Our bodies need fat to help give us energy, stay warm and absorb certain vitamins, but it can be tricky to get the balance right with the types and amount of fats we eat. A good start is to try to cut down on saturated fats, such as those found in fatty meat, cream, cheese and baked treats, as these have been linked to high cholesterol and heart disease. Instead include more unsaturated (including mono- and polyunsaturated) and omega fats in your diet where possible; here are seven tasty, everyday ingredients that can help up your intake.
Soft and creamy, this versatile fruit is high in monounsaturated fats and happens to be the trendiest ingredient around. A breakfast and brunch staple, it’s actually very versatile; try it mashed on toast, whizzed into a smoothie or baked with eggs. At lunchtime, blend into guacamole or slice into salads and sandwiches. You could even try using in sweet recipes such as cakes and mousses, adding creaminess without dairy.

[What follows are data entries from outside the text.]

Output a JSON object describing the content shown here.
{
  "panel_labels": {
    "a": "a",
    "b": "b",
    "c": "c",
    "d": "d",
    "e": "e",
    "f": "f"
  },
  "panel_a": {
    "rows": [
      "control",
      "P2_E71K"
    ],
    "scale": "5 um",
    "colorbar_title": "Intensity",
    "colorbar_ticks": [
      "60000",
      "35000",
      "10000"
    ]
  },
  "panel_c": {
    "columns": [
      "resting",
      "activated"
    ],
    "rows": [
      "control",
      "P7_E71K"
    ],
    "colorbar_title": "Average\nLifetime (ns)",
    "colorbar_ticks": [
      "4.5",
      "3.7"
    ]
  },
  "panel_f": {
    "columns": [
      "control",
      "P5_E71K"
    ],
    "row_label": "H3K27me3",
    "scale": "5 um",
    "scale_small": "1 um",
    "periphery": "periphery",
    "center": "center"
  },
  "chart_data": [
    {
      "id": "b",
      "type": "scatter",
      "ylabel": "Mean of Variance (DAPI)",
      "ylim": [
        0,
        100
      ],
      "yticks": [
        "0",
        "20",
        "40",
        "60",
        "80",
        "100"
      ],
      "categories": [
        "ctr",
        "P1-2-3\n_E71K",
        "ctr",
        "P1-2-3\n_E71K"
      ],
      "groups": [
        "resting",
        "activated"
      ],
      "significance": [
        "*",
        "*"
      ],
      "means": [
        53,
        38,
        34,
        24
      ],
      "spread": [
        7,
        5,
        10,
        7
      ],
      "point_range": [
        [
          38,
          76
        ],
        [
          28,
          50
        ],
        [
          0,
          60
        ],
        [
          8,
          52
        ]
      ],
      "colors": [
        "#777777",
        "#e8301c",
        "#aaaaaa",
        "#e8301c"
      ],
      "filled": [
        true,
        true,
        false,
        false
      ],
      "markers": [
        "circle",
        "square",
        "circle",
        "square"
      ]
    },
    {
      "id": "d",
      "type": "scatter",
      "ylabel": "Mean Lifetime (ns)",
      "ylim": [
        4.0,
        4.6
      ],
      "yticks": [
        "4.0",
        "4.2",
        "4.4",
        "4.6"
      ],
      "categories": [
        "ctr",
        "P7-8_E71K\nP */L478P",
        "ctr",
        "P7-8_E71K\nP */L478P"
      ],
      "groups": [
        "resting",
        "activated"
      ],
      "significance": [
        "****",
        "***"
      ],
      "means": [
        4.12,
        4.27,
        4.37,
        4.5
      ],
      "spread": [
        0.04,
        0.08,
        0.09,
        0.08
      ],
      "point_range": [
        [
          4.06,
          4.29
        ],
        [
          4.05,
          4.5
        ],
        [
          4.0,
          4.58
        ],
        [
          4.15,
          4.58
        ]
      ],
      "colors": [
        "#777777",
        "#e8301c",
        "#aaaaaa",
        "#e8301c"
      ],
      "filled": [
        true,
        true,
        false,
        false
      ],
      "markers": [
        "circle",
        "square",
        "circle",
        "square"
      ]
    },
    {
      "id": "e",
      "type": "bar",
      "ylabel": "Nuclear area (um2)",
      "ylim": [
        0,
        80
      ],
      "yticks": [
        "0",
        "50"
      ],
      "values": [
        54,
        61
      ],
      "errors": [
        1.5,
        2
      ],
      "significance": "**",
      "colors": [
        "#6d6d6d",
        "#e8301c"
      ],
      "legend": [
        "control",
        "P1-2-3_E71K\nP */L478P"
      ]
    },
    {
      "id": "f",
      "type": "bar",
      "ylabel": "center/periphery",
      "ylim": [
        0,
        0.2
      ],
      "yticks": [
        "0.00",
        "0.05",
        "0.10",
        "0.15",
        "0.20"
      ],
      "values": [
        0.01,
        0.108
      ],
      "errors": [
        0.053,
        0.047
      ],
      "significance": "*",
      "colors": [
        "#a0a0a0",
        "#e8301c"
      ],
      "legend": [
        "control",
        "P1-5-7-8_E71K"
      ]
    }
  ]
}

Nuts are a good source of unsaturated fats and walnuts in particular are a source of polyunsaturated fat and the plant-based omega-3 fatty acid. This is needed for the heart to function normally as well as providing a host of other benefits, too. A great choice for both sweet and savoury dishes, try sprinkling chopped walnuts over porridge for a lovely crunchy texture or swapping them with pine nuts next time you make a green pesto.
For a snack that's high in fibre as well as these good fats, try this nutty lobio bean dip with crunchy veg sticks, or if catering to a crowd, add this colourful Turkish salad, with bulgur wheat, walnuts and pomegranate seeds, to your menu.
Like nuts, seeds (including sunflower, hemp, chia and flax) are also sources of unsaturated fats including both mono- and polyunsaturated and omega-3 fats. This makes them a particularly great addition to a vegetarian diet and a great choice all round for snacking and adding to your cooking. They’re easy to sprinkle on yogurt for breakfast, over salads for added crunch, or to include in your baking.
This seed and grain kedgeree makes a great choice for breakfast or dinner, while this simple pea salad recipe combines pumpkin seeds with avocado for even more good fats.
Vegan and vegetarian diets need to include lots of plant-based sources of fat to remain healthily balanced, and soya beans and products made from them can help play a part in this. Although often eaten more for their high protein levels, they do also contain unsaturated fats.
Soya milk and yogurt can be used as a dairy substitute in cooking, such as with this creamy mushroom carbonara recipe or a vegan take on a classic lasagne. The bright green soya (or edamame) beans are crunchy and sweet, perfect for adding to Asian-style dishes such as this prawn and kimchee noodle salad.
The Mediterranean diet is thought by many to have multiple health benefits and olive oil plays an important part in this. Great used raw and for cooking, olive oil comes in various strengths of flavour and contains monounsaturated and omega (-3, -6 and -9) fats.
Use mild, light-coloured olive oil to cook with, you can even use it for sweet baking recipes such as this gorgeous almond and courgette cake. Rich, peppery dark green extra-virgin olive oil is perfect for salad dressings and punchy pestos - try with tangy mustard to dress this spring salad, or as the base of a colourful hazelnut pesto for butternut squash spaghetti.
Oily fish are one of the best sources of omega-3 fats, and salmon in particular is not only widely available and easy to cook, but also delicious. With a distinctive flavour and pink flesh, baked or grilled salmon fillets make a perfect family dinner, and is a favourite in fish pies or as smoked salmon for an indulgent breakfast.
Salmon's richness and meaty texture make it the perfect match for strong flavours; try with tangy citrus in this grilled salmon and bulgur wheat dinner, or flaked through a spicy satay salad. For an unusual lunch, give Hawaiian-stye smoked salmon poké bowls a go.
Eggs, which contain some unsaturated fats, have gone in and out of foodie fashion but are currently right back in the limelight. Previously thought to be linked to the problems of high cholesterol, new studies have suggested that the benefits of eggs as part of a healthy diet outweigh these risks. Not just for breakfast, they are great baked, poached, boiled and chopped into salads or stirred into curries. Or our favourite, a traditional soft boiled and served with soldiers – heaven.